Paradigmenwechsel muss politisch gewollt sein
„Das ist ein Paradigmenwechsel, der politisch gewollt sein muss,“ erklärte Demming abschließend. Helmut Melchert, zuständiger Fachbereichsleiter im Arnsberger Rathaus, signalisierte, gerne mitziehen zu wollen. Denn das Problem sei riesengroß und nicht in den Griff zu kriegen, vielmehr sei mit steigenden Zahlen zu rechnen. Als erstes muss der Hochsauerlandkreis überzeugt werden, denn die Stadt Arnsberg betreibt das Jobcenter nur in dessen Auftrag. Frank Demming sieht hier gute Chancen, vor allem für ein Gemeinschaftsprojekt von Arnsberg und Sundern, weil in Arnsberg und Sundern ein erkennbarer Schwerpunkt des Problems liege. In den beiden Städten im Westkreis lebten 59 Prozent der Leistungsempfänger, aber nur 39 Prozent der Gesamtbevölkerung des HSK. Überzeugt werden müssen aber auch Land und Bund, weil von ihnen Geld kommt. Auch hier sieht Demming Chancen. Im Saarland und in Baden-Württemberg gebe es bereits seit Jahren Modellprojekte und auch im Osten der Republik seien derzeit Kommunen auf diesem Weg. „Und wenn es auch nur ein auf Dauer angelegtes Modellprojekt wäre, wäre uns hier schon geholfen,“ so Demming.

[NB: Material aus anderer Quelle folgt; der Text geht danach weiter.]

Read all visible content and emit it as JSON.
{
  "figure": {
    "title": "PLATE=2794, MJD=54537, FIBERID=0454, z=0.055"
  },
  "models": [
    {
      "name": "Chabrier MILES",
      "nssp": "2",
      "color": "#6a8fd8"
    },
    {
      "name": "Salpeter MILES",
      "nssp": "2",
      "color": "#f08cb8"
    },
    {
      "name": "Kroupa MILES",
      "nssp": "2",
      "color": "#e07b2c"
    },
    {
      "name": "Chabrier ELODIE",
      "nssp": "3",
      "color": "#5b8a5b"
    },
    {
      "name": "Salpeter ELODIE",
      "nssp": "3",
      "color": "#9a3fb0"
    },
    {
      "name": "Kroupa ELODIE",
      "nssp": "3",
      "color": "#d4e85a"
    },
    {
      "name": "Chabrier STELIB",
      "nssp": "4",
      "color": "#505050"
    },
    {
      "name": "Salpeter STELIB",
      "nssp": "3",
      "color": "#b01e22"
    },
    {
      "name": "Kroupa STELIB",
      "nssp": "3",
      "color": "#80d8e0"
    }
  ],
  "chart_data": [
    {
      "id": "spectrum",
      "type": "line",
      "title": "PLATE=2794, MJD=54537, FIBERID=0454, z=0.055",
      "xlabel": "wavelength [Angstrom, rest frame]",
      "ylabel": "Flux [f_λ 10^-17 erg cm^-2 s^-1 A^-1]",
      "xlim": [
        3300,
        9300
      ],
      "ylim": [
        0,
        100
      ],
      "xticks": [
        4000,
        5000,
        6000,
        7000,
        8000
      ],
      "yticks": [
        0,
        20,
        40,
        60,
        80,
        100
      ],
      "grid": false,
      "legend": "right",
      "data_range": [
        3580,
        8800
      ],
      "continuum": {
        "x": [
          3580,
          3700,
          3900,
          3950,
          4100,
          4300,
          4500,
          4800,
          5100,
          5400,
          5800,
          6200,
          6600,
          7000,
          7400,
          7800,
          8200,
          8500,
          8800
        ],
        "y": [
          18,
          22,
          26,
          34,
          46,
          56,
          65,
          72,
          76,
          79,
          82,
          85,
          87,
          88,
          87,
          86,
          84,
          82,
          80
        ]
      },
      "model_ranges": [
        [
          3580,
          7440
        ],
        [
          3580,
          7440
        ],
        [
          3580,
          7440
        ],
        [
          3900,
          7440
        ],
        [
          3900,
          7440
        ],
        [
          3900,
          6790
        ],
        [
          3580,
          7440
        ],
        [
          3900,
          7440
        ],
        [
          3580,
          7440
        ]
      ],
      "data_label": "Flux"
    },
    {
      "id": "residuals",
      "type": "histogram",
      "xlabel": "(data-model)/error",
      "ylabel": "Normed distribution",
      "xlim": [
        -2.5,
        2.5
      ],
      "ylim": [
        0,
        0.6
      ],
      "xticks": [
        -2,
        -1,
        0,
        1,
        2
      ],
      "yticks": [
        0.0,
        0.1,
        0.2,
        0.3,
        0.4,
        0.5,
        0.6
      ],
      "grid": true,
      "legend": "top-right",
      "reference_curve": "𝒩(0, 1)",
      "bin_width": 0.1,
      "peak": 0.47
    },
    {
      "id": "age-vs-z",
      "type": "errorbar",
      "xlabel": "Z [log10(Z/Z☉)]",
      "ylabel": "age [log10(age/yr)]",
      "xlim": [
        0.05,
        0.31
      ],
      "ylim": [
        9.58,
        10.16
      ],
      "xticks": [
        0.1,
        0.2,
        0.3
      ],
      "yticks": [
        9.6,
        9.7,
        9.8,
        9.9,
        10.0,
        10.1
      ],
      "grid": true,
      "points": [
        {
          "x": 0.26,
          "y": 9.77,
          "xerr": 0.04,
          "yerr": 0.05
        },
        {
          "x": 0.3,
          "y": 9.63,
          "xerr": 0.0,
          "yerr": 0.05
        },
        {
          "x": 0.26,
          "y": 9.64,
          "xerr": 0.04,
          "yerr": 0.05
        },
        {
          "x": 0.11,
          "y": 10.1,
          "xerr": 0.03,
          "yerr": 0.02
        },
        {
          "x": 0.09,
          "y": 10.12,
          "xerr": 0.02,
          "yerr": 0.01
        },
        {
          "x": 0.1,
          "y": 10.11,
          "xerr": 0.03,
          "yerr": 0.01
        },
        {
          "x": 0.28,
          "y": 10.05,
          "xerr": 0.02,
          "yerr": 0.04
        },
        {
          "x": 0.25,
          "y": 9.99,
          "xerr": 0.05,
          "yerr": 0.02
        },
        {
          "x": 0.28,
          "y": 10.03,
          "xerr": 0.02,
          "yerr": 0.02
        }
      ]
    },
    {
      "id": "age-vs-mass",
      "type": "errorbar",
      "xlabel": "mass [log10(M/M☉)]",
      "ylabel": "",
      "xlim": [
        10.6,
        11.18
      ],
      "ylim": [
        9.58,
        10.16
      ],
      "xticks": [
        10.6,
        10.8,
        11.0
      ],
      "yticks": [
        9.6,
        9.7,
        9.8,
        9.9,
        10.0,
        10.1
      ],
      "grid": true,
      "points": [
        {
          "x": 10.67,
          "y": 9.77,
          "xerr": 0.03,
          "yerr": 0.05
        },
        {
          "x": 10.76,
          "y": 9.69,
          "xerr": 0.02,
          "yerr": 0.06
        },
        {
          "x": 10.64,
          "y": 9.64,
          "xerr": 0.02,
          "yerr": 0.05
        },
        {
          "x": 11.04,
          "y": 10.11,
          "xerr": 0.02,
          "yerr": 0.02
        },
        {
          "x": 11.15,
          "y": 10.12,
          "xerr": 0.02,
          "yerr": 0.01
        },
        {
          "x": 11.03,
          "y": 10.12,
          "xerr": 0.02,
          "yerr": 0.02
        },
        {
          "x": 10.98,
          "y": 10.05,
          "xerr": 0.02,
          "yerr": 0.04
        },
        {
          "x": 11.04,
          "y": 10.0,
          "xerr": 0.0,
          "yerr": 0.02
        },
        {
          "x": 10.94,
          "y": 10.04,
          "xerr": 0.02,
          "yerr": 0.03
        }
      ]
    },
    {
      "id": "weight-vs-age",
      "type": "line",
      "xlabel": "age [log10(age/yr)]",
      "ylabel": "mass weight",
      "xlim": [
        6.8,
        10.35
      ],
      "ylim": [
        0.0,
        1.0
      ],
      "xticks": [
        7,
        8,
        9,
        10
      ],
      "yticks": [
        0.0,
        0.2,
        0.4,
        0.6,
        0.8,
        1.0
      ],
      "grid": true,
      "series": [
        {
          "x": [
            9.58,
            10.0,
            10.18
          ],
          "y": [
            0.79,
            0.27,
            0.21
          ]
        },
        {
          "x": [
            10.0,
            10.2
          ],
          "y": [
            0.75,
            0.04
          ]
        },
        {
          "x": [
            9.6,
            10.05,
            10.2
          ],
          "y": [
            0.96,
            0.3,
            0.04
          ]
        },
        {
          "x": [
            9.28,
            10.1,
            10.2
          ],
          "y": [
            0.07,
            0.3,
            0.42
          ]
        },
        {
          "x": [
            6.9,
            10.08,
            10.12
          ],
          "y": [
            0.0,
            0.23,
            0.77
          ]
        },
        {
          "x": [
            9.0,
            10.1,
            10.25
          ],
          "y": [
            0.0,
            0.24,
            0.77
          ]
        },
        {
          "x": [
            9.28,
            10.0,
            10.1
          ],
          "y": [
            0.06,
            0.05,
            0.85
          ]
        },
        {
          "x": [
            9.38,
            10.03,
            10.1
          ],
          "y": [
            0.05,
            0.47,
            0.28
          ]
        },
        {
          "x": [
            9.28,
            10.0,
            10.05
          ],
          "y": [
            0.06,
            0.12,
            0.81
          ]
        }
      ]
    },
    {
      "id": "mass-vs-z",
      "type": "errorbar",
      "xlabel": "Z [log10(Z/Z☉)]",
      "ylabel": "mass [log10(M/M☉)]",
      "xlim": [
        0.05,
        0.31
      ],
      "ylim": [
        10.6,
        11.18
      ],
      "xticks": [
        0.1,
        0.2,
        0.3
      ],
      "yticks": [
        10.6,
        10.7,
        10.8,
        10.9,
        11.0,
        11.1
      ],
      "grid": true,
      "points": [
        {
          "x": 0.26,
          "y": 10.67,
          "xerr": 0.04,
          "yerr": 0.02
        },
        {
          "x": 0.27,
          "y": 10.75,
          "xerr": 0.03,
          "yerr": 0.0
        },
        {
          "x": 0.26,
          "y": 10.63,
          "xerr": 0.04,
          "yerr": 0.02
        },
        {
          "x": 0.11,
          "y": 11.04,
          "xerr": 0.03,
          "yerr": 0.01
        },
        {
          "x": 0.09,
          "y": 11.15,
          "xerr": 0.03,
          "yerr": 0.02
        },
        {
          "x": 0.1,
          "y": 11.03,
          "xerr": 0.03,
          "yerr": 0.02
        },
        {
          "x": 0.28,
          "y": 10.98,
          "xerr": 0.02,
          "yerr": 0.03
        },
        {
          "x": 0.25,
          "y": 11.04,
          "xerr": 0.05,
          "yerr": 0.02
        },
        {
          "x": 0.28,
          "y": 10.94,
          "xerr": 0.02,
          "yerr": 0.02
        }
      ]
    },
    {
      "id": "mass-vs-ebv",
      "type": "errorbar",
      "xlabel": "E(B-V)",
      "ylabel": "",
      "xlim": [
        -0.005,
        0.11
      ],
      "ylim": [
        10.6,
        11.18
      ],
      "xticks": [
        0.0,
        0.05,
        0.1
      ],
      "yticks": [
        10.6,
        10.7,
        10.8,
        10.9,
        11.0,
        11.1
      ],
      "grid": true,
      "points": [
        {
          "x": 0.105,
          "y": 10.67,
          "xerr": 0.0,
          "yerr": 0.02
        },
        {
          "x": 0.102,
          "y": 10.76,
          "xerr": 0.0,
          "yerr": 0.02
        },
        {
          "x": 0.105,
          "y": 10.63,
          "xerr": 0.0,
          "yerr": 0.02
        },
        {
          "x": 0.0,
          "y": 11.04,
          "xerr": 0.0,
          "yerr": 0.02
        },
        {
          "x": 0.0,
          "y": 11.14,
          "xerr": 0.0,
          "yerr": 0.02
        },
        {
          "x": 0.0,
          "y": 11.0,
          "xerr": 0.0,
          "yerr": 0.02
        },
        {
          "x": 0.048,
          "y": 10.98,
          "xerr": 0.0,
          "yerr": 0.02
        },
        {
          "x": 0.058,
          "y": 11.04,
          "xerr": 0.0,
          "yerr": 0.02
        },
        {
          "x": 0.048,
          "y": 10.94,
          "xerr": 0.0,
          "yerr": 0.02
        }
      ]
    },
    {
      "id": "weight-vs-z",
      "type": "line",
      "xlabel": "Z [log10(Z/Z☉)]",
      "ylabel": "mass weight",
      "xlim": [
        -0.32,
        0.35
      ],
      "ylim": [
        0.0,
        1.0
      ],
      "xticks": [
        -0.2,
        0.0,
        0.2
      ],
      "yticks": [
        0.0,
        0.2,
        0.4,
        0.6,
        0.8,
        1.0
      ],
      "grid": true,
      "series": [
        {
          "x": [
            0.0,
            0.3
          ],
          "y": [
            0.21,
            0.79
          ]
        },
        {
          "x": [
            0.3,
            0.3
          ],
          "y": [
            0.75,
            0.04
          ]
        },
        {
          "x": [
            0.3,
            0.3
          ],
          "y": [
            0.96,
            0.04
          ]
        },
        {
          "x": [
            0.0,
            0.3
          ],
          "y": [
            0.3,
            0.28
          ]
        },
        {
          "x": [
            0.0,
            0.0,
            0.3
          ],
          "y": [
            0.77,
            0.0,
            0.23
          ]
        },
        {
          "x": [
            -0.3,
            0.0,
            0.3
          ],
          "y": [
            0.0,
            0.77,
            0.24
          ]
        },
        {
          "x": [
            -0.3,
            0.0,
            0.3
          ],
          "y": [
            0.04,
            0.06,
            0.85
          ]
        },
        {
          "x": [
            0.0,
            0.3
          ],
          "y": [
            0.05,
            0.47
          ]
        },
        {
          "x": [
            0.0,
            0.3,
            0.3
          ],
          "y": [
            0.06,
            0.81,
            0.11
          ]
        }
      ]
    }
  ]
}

Holzenergiehof im Januar Thema
Angesprochen auf konkrete Umsetzungsmöglichkeiten vor Ort in Arnsberg, nannte Demming den Holzenergiehof, ein Projekt, das sein Caritas-Verband gemeinsam mit den Stadtwerken Arnsberg plant. „Den aktuellen Stand dieses Projekts werden die Stadtwerke in der Januarsitzung des Ausschusses vorstellen“, kündigte der Ausschussvorsitzende Hans Wulf (Grüne) an. „Ein spannender Vortrag und ein gutes Votum,“ bilanzierte Wulf abschließend, nachdem der Ausschuss einstimmig sein klares politisches Signal gesetzt hatte.